Saat ini untuk menekankan jumlah
pelaku seks bebas-terutama di kalangan remaja-bukan hanya membentengi diri
mereka dengan unsur agama yang kuat, juga dibentengi dengan pendampingan orang
tua dan selektivitas dalam memilih teman-teman. Karena ada kecenderungan remaja
lebih terbuka kepada teman dekatnya ketimbang dengan orang tua sendiri.Selain
itu, sudah saatnya di kalangan remaja diberikan suatu bekal pendidikan
kesehatan reproduksi di sekolah-sekolah, namun bukan pendidikan seks secara
vulgar. Pendidikan Kesehatan Reproduksi di kalangan remaja bukan hanya
memberikan pengetahuan tentang organ reproduksi, tetapi bahaya akibat pergaulan
bebas, seperti penyakit menular seksual dan sebagainya.

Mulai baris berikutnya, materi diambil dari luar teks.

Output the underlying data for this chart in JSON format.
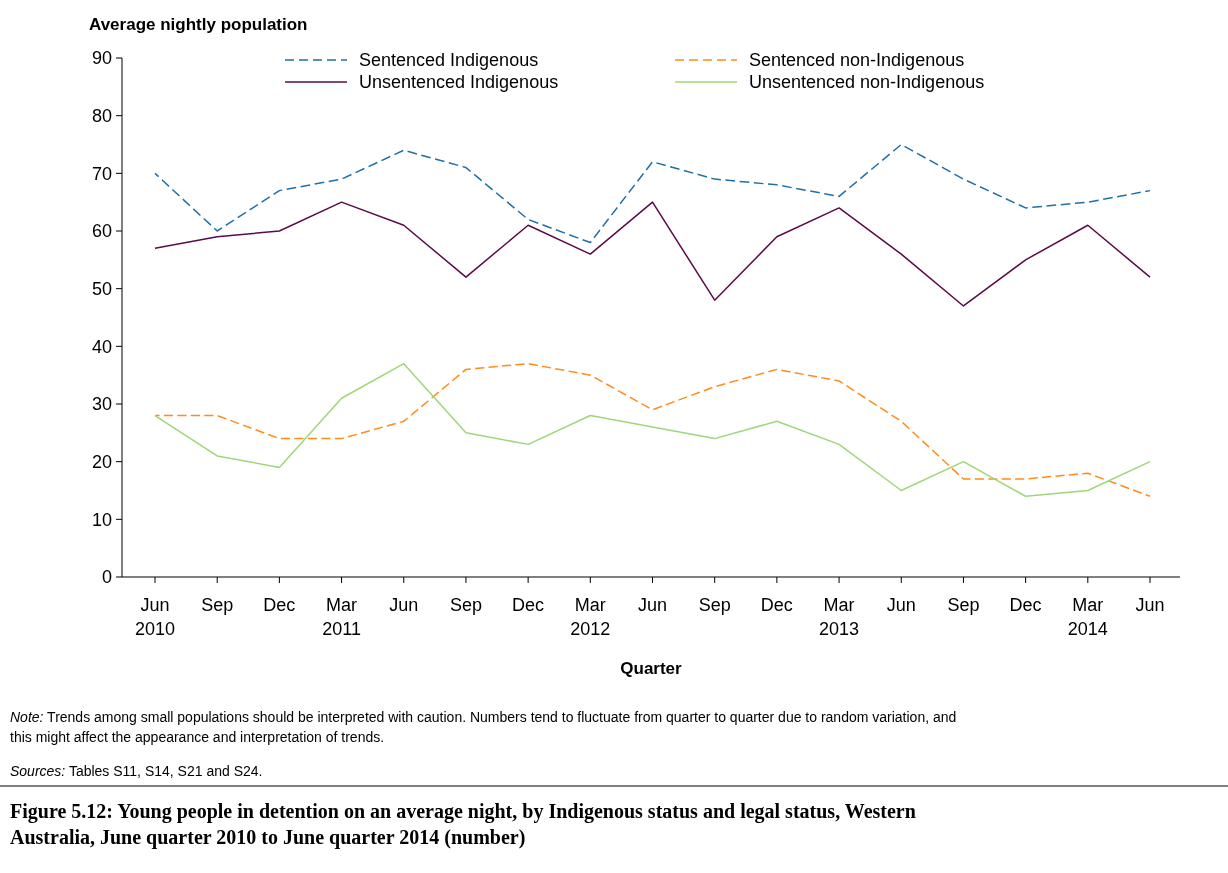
{
  "chart_data": {
    "type": "line",
    "title": "Figure 5.12: Young people in detention on an average night, by Indigenous status and legal status, Western Australia, June quarter 2010 to June quarter 2014 (number)",
    "xlabel": "Quarter",
    "ylabel": "Average nightly population",
    "categories": [
      "Jun\n2010",
      "Sep",
      "Dec",
      "Mar\n2011",
      "Jun",
      "Sep",
      "Dec",
      "Mar\n2012",
      "Jun",
      "Sep",
      "Dec",
      "Mar\n2013",
      "Jun",
      "Sep",
      "Dec",
      "Mar\n2014",
      "Jun"
    ],
    "series": [
      {
        "name": "Sentenced Indigenous",
        "color": "#1f6fa8",
        "line_style": "dashed",
        "values": [
          70,
          60,
          67,
          69,
          74,
          71,
          62,
          58,
          72,
          69,
          68,
          66,
          75,
          69,
          64,
          65,
          67
        ]
      },
      {
        "name": "Sentenced non-Indigenous",
        "color": "#ff8c1a",
        "line_style": "dashed",
        "values": [
          28,
          28,
          24,
          24,
          27,
          36,
          37,
          35,
          29,
          33,
          36,
          34,
          27,
          17,
          17,
          18,
          14
        ]
      },
      {
        "name": "Unsentenced Indigenous",
        "color": "#5c0a48",
        "line_style": "solid",
        "values": [
          57,
          59,
          60,
          65,
          61,
          52,
          61,
          56,
          65,
          48,
          59,
          64,
          56,
          47,
          55,
          61,
          52
        ]
      },
      {
        "name": "Unsentenced non-Indigenous",
        "color": "#9fd67a",
        "line_style": "solid",
        "values": [
          28,
          21,
          19,
          31,
          37,
          25,
          23,
          28,
          26,
          24,
          27,
          23,
          15,
          20,
          14,
          15,
          20
        ]
      }
    ],
    "ylim": [
      0,
      90
    ],
    "yticks": [
      0,
      10,
      20,
      30,
      40,
      50,
      60,
      70,
      80,
      90
    ],
    "grid": false,
    "legend": "top",
    "annotations": [
      "Note: Trends among small populations should be interpreted with caution. Numbers tend to fluctuate from quarter to quarter due to random variation, and this might affect the appearance and interpretation of trends.",
      "Sources: Tables S11, S14, S21 and S24."
    ]
  }
}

Dengan demikian,
anak-anak remaja ini bisa terhindar dari percobaan melakukan seks bebas.
Dalam keterpurukan dunia remaja saat
ini, anehnya banyak orang tua yang cuek bebek saja terhadap perkembangan
anak-anaknya. Kini tak sedikit orang tua dengan alasan sibuk karena termasuk
tipe jarum super” alias jarang di rumah suka pergi; lebih senang menitipkan
anaknya di babby sitter. Udah gedean dikit di sekolahin di sekolah yang mahal
tapi miskin nilai-nilai agama.
Acara televisi begitu berjibun
dengan tayangan yang bikin ‘gerah’, Video klip lagu dangdut saja, saat ini
makin berani pamer aurat dan adegan-adegan yang bikin dek-dekan jantung para
lelaki.Belum lagi tayangan film yang bikin otak remaja teracuni dengan pesan
sesatnya. Ditambah lagi, maraknya tabloid dan majalah yang memajang gambar
sekwilda”, alias sekitar wilayah dada; dan gambar bupati”, alias buka paha
tinggi-tinggi. Konyolnya, pendidikan agama di sekolah-sekolah ternyata tidak
menggugah kesadaran remaja untuk kritis dan inovatif.